Der häufigste Grund für Überschuldung war auch 2023 der Verlust des Arbeitsplatzes bzw. eine Verschlechterung des Einkommens, für 32 Prozent der Betroffenen wurde das im vergangenen Jahr zum Problem. Die gestiegenen Lebenshaltungs- und Wohnkosten waren für zwölf Prozent ein Überschuldungsgrund, deutlich häufiger als noch 2022 (fünf Prozent). Die Teuerung spiele eine immer größere Rolle, „die Klientinnen und Klienten berichten, dass sie sich das Leben nicht mehr leisten können“, sagte Mitterlehner.

Immer mehr Menschen, die bei einer Schuldenberatungsstelle vorstellig werden, hätten sehr wenig Einkommen, in einem Drittel der Fälle lag es unter dem Existenzminimum von derzeit 1.217 Euro pro Monat, sagte Mitterlehner. „Schulden sind nie nur auf individuelles Verschulden zurückzuführen, sondern haben strukturelle Ursachen“, sagte Sozialminister Johannes Rauch (Grüne).

Rauch will Maßnahmen gegen Überschuldung

Er fordere deshalb auch strukturelle Maßnahmen gegen Überschuldung. Dazu zählte eine Neuaufstellung der Mindestsicherung, die Valorisierung des Arbeitslosengeldes und der Notstandshilfe, eine Eingrenzung der Inkassokosten, eine Kindergrundsicherung und eine verbesserte Datenlage zur Überschuldung in Österreich.

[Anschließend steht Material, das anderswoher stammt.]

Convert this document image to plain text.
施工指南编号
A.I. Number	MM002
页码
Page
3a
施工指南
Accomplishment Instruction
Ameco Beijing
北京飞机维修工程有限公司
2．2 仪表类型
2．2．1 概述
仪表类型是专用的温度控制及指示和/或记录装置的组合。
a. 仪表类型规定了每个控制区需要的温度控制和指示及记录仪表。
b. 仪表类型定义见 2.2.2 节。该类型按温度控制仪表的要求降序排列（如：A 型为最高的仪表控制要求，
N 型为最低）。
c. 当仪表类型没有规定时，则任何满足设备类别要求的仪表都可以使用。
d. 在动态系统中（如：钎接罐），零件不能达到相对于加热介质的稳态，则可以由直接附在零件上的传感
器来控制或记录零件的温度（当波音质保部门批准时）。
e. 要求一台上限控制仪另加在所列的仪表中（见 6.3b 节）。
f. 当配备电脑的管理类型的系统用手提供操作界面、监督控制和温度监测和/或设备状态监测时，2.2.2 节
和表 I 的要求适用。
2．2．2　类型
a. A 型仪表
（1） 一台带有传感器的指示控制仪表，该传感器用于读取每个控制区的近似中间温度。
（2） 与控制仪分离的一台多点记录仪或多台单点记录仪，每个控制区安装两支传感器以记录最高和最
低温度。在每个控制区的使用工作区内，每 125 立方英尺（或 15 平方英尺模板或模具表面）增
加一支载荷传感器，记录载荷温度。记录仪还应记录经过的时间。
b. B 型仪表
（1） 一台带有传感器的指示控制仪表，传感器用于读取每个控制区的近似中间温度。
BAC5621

Rauch verwies hier auch auf zähe Verhandlungen mit dem schwarzen Koalitionspartner: „Eine Reform des Sozialhilfegesetzes, hin zu einer Mindestsicherung, die den Namen verdient, das ist mit der ÖVP aktuell nicht machbar.“ Auch die Schuldenberatung sieht politischen Handlungsbedarf. Sie fordert die Anhebung der Nettoersatzrate beim Arbeitslosengeld auf 70 Prozent des letzten Bezuges, eine Erhöhung des Existenzminimums und besseren Konsumentenschutz.